Bolas e Letras
Era para ser sobre futebol e livros. Mas há tanto mundo mais, a mente humana dispersa-se perdidamente, o país tem tanto sobre que perorar, eu perco-me de amores bem para lá da bola e das letras: Evas, vinho, amor, amigos, cinema, viagens, eu sei lá!
Israel 3 - Portugal 3
Os jogos da seleção trazem-me sempre memórias gratas. Recordo as aulas a que faltei no secundário para ver os feitos do mundial das arábias dos miúdos do então excepcional Professor Queiroz, o inesquecível golo do Abel que nos deu o título, aquele pontapé com o pé que o Abel não sabia que tinha e que estava mais à mão. Recordo também o longínquo ano de 1996, ano de europeu, mais precisamente o dia 14 de Junho. Dia de um exame de processo civil que colidia ignobilmente com o Portugal-Turquia. Por motivos esféricos e patrióticos, o exame de três horas passou por minha iniciativa a ter apenas duas horas. Quando fui o primeiro da sala a levantar-me e a entregar o exame, vários sorrisos de colegas cúmplices e sabedores da minha paixão pela selecção invadiram a sala. O professor perguntou-me, tranquilo como só ele sabia ser, se tinha corrido bem. Eu respondi que tinha corrido melhor do que esperava. Saí a tempo de ver o golo da vitória do Fernando Couto e umas semanas depois recebi uma das melhores notas da turma no exame a que roubara uma hora – ora aí está um dos grandes feitos da minha licenciatura em direito.

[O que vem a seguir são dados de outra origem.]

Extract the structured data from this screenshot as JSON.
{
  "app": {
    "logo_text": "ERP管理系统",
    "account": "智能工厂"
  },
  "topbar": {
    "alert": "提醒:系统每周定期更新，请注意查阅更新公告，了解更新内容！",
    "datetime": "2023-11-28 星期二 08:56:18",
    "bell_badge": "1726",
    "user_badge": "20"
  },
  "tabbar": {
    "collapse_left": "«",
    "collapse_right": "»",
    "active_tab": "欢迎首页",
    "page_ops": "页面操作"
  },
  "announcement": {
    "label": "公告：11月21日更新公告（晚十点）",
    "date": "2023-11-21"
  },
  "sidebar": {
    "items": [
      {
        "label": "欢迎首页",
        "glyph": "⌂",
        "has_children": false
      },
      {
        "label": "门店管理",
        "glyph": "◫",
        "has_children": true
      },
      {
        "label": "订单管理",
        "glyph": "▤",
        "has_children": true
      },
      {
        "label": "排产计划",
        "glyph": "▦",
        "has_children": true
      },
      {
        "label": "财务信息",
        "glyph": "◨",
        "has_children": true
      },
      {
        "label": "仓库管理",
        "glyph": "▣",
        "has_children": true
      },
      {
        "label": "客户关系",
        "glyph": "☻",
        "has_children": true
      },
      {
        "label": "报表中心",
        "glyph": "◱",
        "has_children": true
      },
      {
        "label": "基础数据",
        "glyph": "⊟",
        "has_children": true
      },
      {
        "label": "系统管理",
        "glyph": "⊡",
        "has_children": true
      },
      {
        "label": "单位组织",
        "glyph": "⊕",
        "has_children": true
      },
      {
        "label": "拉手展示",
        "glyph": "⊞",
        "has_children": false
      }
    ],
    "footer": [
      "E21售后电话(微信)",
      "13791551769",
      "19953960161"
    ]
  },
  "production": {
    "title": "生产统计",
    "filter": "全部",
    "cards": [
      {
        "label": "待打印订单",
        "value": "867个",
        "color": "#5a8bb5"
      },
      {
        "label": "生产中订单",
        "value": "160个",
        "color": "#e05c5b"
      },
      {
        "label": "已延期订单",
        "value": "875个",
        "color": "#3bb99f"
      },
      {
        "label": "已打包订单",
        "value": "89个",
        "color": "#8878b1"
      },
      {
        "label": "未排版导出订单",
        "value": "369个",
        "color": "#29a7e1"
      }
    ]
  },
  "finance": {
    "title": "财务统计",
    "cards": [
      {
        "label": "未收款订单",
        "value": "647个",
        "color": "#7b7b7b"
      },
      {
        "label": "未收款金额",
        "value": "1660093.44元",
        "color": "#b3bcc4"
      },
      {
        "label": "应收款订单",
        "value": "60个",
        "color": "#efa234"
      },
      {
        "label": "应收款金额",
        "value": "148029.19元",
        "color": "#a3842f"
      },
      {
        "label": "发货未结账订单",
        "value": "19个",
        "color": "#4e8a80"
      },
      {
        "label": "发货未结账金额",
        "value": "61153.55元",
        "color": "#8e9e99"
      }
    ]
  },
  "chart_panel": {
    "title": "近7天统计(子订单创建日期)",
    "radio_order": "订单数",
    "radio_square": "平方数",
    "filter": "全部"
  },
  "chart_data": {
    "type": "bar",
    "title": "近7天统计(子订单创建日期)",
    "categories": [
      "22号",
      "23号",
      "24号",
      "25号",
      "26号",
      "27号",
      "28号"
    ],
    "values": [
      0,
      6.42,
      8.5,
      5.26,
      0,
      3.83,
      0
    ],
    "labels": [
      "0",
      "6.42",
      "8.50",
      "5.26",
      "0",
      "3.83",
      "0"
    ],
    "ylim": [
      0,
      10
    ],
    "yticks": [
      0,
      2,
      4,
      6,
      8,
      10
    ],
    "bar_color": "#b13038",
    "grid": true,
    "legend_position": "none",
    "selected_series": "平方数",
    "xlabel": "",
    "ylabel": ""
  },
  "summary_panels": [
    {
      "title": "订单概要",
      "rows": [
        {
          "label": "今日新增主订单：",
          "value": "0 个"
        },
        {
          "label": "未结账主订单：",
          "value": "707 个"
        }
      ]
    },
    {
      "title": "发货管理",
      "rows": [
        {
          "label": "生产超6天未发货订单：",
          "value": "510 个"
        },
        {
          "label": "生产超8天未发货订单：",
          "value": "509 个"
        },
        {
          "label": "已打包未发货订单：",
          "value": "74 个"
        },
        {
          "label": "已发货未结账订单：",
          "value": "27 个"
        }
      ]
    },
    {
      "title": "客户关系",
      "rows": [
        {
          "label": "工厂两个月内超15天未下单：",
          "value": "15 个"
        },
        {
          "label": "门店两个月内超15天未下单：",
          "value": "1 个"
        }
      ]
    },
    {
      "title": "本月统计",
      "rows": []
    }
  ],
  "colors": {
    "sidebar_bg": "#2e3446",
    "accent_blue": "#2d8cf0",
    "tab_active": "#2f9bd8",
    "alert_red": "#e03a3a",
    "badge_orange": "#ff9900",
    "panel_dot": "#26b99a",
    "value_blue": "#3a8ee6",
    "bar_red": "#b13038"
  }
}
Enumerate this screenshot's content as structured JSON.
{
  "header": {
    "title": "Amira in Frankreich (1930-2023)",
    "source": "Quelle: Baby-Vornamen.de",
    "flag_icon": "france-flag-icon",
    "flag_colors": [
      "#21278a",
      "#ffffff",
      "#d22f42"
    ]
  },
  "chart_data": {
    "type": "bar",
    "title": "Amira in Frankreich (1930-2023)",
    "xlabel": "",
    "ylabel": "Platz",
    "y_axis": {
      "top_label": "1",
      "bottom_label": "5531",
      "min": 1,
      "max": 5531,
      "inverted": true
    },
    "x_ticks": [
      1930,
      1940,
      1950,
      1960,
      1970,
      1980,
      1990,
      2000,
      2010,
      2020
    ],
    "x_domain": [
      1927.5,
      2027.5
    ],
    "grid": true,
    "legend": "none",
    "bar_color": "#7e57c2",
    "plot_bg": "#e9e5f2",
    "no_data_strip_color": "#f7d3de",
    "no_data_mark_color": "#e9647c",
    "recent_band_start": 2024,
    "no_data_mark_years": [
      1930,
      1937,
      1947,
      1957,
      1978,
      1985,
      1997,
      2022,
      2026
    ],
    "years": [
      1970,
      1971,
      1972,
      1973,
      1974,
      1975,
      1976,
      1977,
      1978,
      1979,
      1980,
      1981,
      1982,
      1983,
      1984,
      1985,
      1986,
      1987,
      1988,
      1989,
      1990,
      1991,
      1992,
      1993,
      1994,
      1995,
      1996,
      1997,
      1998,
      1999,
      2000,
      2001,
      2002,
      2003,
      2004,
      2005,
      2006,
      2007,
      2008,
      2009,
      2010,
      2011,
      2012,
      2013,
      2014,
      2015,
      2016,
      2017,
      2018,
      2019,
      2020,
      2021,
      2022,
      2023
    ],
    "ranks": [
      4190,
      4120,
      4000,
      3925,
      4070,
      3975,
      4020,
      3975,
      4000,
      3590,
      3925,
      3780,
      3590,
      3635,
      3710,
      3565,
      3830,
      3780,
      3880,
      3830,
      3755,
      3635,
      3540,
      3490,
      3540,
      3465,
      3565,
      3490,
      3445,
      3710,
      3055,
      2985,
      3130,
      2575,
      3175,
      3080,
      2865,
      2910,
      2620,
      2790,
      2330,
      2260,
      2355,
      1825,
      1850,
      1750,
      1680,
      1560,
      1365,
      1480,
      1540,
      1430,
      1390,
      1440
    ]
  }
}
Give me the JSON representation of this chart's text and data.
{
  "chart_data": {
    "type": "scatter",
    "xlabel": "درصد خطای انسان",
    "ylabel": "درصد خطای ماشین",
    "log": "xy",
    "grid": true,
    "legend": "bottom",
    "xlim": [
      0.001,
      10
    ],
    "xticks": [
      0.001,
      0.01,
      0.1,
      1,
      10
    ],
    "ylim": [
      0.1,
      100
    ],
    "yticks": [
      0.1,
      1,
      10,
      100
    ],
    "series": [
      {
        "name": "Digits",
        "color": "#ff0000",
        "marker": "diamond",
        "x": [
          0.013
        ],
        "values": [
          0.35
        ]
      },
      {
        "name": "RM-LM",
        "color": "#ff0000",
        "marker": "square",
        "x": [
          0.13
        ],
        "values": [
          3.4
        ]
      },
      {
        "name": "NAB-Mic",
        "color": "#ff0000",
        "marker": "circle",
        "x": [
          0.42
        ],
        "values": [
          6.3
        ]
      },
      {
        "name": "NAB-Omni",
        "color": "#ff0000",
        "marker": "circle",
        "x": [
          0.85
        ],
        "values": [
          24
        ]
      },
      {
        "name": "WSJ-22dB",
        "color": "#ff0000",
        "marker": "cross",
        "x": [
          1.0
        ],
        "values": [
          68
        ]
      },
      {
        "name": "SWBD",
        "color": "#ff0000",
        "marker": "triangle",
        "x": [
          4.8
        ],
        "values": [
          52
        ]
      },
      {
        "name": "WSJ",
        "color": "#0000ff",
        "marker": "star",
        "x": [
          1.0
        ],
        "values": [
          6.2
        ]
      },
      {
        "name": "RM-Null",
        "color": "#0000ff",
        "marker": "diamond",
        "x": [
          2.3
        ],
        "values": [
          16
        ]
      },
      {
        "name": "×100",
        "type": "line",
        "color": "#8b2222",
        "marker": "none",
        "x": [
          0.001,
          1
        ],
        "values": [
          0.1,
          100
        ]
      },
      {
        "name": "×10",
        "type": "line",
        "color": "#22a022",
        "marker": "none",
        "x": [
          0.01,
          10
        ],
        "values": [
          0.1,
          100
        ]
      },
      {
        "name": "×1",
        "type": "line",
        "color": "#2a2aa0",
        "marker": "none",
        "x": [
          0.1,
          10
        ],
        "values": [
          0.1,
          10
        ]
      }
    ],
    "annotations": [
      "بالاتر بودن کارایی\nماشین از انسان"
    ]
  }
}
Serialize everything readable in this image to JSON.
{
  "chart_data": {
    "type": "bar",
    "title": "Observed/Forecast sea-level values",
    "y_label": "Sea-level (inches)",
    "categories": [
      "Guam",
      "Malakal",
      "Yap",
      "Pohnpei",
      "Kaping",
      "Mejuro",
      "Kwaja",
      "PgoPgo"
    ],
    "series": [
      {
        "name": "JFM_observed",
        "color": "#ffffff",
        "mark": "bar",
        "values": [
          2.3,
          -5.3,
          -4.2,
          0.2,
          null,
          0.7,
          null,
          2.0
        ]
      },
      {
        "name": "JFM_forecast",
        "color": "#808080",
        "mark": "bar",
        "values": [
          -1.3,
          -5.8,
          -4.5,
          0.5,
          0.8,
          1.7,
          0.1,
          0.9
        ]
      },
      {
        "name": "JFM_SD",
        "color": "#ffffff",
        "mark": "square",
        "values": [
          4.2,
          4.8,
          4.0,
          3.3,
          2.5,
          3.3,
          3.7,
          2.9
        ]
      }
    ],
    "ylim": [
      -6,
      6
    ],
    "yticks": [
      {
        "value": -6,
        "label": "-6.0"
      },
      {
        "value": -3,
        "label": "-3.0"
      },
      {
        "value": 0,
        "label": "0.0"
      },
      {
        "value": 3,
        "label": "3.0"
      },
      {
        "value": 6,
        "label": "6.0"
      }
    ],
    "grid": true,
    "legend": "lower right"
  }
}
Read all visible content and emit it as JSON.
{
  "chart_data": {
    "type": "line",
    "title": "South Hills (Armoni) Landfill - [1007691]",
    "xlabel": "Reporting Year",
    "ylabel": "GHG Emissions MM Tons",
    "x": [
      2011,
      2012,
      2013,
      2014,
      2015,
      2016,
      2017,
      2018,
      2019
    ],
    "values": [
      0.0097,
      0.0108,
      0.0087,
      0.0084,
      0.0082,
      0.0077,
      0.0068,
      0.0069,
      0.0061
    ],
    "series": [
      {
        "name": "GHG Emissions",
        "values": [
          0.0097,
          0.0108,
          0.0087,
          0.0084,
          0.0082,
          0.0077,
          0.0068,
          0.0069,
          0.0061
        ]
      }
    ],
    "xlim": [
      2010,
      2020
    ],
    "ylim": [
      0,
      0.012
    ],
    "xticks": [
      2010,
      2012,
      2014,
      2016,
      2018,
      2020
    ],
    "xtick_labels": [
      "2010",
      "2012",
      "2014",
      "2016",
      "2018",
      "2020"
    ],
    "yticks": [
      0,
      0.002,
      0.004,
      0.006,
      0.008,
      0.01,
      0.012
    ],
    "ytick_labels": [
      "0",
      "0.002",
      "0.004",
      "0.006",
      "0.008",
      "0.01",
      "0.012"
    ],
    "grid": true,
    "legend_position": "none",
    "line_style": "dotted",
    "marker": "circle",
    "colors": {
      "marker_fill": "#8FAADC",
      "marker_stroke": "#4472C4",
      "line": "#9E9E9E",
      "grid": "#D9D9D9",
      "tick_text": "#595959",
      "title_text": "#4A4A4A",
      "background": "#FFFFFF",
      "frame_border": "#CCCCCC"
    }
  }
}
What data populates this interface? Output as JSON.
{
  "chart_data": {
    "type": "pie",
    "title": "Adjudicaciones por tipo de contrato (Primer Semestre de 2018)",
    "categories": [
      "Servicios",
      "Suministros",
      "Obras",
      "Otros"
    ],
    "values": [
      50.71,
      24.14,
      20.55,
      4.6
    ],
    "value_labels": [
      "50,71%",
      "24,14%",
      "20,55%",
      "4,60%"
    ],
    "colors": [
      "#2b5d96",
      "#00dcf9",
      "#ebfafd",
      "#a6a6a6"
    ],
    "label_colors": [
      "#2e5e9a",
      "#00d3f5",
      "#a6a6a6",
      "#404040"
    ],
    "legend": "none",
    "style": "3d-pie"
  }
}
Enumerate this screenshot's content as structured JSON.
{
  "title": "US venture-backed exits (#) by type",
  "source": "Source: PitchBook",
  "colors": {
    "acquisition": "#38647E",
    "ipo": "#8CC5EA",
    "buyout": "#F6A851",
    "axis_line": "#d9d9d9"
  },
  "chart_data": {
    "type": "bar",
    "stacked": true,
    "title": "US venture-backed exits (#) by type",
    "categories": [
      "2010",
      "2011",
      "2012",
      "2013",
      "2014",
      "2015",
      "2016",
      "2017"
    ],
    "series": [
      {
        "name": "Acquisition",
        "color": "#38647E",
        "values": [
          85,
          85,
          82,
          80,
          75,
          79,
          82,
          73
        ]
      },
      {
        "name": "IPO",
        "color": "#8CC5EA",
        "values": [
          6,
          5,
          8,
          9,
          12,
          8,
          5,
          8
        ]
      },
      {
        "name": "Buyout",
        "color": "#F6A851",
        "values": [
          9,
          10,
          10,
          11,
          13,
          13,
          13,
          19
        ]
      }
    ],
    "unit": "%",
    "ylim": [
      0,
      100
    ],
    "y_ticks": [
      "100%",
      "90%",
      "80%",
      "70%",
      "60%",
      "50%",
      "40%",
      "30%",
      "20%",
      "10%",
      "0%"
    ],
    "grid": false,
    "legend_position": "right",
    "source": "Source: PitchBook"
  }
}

Hoje, roubada pouco mais de uma hora ao almoço para assistir ao jogo com Israel, os 20 minutos finais da primeira parte chegaram-me para dizer para os meus botões: “Estes rapazes não estão a ser dignos de envergar a camisola das quinas”. Ver o grande CR7 a perder uma bola e a não correr atrás do ladrão, ver a nulidade do Varela a ser incapaz de fintar uma árvore, ver o Bruno Alves a não tirar os pés do chão para evitar o 3.º golo, tudo isto me fez doer a alma lusitana. Estes rapazes são os mesmos do Euro 2012, pelo que há aqui, como refere Paulo Bento, um problema de mentalidade. Só que, mais além do que diz o treinador, arrisco dizer que esse problema acaba por resultar numa lamentável falta de atitude da maioria dos jogadores quando não estão a jogar contra grandes equipas, ou sob os holofotes das grandes competições internacionais. Felizmente desta vez a sorte quis estar do nosso lado e ainda houve tempo para Ronaldo mostrar uns pós do tanto que vale, servindo Postiga sem sequer olhar para ele (deve ser duro, passar o jogo a olhar para a percentagem concretizadora do bom do Hélder). Pouco depois, Hugo Almeida deu o salto da vida dele e cabeceando à barra, permitiu que Coentrão marcasse de ressalto num assomo de coragem e de fé na divina providência. Podia vir para aqui perorar sobre eventuais erros de Paulo Bento, mas que culpa tem Bento dos seus dois melhores centrais não estarem a jogar nos seus clubes, do seu motor do meio campo estar com o motor a meio gás, de CR 7 carregar com o peso de ter que carregar com esta equipa às costas? Perceber que as armas secretas do treinador para dar a volta ao jogo pouco mais eram que Carlos Martins e Vieirinha, é perceber o deserto de qualidade que é o atual campo de recrutamento do nosso seleccionador. Não havendo ovos para fazer omoletes inesquecíveis, é essencial que a mentalidade e a atitude dos jogadores esteja sempre no máximo. Só assim se farão milagres. E tão necessitado de milagres anda este povo, rapazes, vejam lá isso!